Future Narratives of Small Towns
Die akademische Forschung über Kleinstädte konzentriert sich tendenziell auf negative oder defizitäre Narrative (Hannemann, 2004, 2018), insbesondere wenn größere Metropolen als städtische Blaupausen herangezogen werden (Baumgart et al., 2004). Mainet (2011) stellt fest, dass Kleinstädte ständig zwischen der Mobilisierung städtischer und ländlicher Bezüge schwanken, um über ihr Territorium zu sprechen, wobei sie sich fast systematisch mit anderen territorialen Ebenen vergleichen, ohne jemals eine eigene territoriale Erzählung zu entwickeln. In Frankreich und Deutschland haben Forscher die Dominanz eines metropolitanen Narrativs hervorgehoben, das die Vorzüge anderer städtischer Gebiete ausblendet (Porsche, Milbert, 2018; Bouba-Olga, Grossetti, 2019).

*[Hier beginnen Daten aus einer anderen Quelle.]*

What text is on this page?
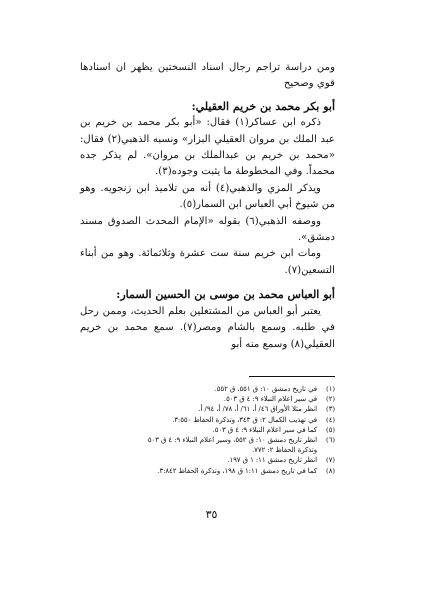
ومن دراسة تراجم رجال اسناد النسختين يظهر ان اسنادها قوي وصحيح

أبو بكر محمد بن خريم العقيلي:

ذكره ابن عساكر(١) فقال: «أبو بكر محمد بن خريم بن عبد الملك بن مروان العقيلي البزار» ونسبه الذهبي(٢) فقال: «محمد بن خريم بن عبدالملك بن مروان». لم يذكر جده محمداً. وفي المخطوطة ما يثبت وجوده(٣).

ويذكر المزي والذهبي(٤) أنه من تلاميذ ابن زنجويه. وهو من شيوخ أبي العباس ابن السمار(٥).

ووصفه الذهبي(٦) بقوله «الإمام المحدث الصدوق مسند دمشق».

ومات ابن خريم سنة ست عشرة وثلاثمائة. وهو من أبناء التسعين(٧).

أبو العباس محمد بن موسى بن الحسين السمار:

يعتبر أبو العباس من المشتغلين بعلم الحديث، وممن رحل في طلبه. وسمع بالشام ومصر(٧). سمع محمد بن خريم العقيلي(٨) وسمع منه أبو

(١)
في تاريخ دمشق ١٠: ق ٥٥١، ق ٥٥٢.
(٢)
في سير اعلام النبلاء ٩: ٤ ق ٥٠٣.
(٣)
انظر مثلا الأوراق ٤٦/ أ، ٦١/ أ، ٧٨/ أ، ٩٤/ أ.
(٤)
في تهذيب الكمال ٢: ق ٣٤٣، وتذكرة الحفاظ ٣:٥٥٠.
(٥)
كما في سير اعلام النبلاء ٩: ٤ ق ٥٠٣.
(٦)
انظر تاريخ دمشق ١٠: ق ٥٥٢، وسير اعلام النبلاء ٩: ٤ ق ٥٠٣ وتذكرة الحفاظ ٢: ٧٧٢.
(٧)
انظر تاريخ دمشق ١١: ١ ق ١٩٧.
(٨)
كما في تاريخ دمشق ١:١١ ق ١٩٨، وتذكرة الحفاظ ٣:٨٤٢.
٣٥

Die Forderungen nach der Konstruktion anderer, positiverer räumlicher Narrative von Kleinstädten (Bal et al., 2017; Bouba-Olga, 2019) haben heute eine besondere Resonanz: Einerseits sind im Kontext der Covid-19-Pandemie Kleinstädte, insbesondere im ländlichen Raum, beliebter geworden als dicht besiedelte Stadtkerne. Die sukzessive Ausgangsperren der Covid-19-Krise in den Jahren 2020-21 und das Aufkommen digitaler, ferngesteuerter Arbeitsmöglichkeiten führten unter anderem zu einer symbolischen Abwertung der größeren Städte. Andererseits haben die politischen Folgen der Peripherisierung der Kleinstädte, wie extremistische Wahlmuster in Deutschland und Frankreich und die Krise der Gelbwesten in Frankreich, zu einer Neudefinition ihres Stellenwerts in der öffentlichen Politik beigetragen. So wurden beispielsweise Forderungen nach einer kooperativeren Kleinstadtentwicklung laut (Dehne, 2018). In Frankreich wurde ein nationales Programm zur Revitalisierung von Kleinstädten eingeführt und in Deutschland wurde die Kleinstadtforschung von verschiedenen Bundesministerien sowie Stadtforschungs- und -planungsinstituten gefördert (Steinführer et al., 2021). Insgesamt scheint sich in Frankreich und Deutschland in den Medien, in der Politik und im akademischen Bereich ein neues "offizielles" Narrativ über Kleinstädte zu entwickeln.
Das wissenschaftliche Ziel dieses PROCOPE-Projekts, an dem Nachwuchswissenschaftler und etablierte Forscher der BTU Cottbus-Senftenberg und der Université Clermont Auvergne beteiligt sind, besteht darin, die sich abzeichnenden Zukunftsnarrative über Kleinstädte in Frankreich und Deutschland zu vergleichen und sie im jeweiligen Kontext historisch zu kontextualisieren, um ähnliche und unterschiedliche Entwicklungspfade zu unterscheiden. Darüber hinaus wollen wir die Entstehung lokaler territorialer Narrative untersuchen und ihren Einfluss (bzw. ihren mangelnden Einfluss) auf die städtische Entwicklung sowie auf die lokale Entwicklungspraxis und die in diesem Zusammenhang entstehenden Konflikte hinterfragen. Mit anderen Worten, wir wollen neue Einblicke in die diskursiven städtischen Praktiken mit dem Schwerpunkt auf Kleinstädten im neuen/postpandemischen Kontext gewinnen. Diese Fragen werden anhand von Fallstudien in ausgewählten Regionen beider Länder, insbesondere in der Auvergne (Frankreich) und der Lausitz (Deutschland) - dem Standort der antragstellenden Universitätsinstitute - mit unterschiedlichen thematischen Ansätzen untersucht.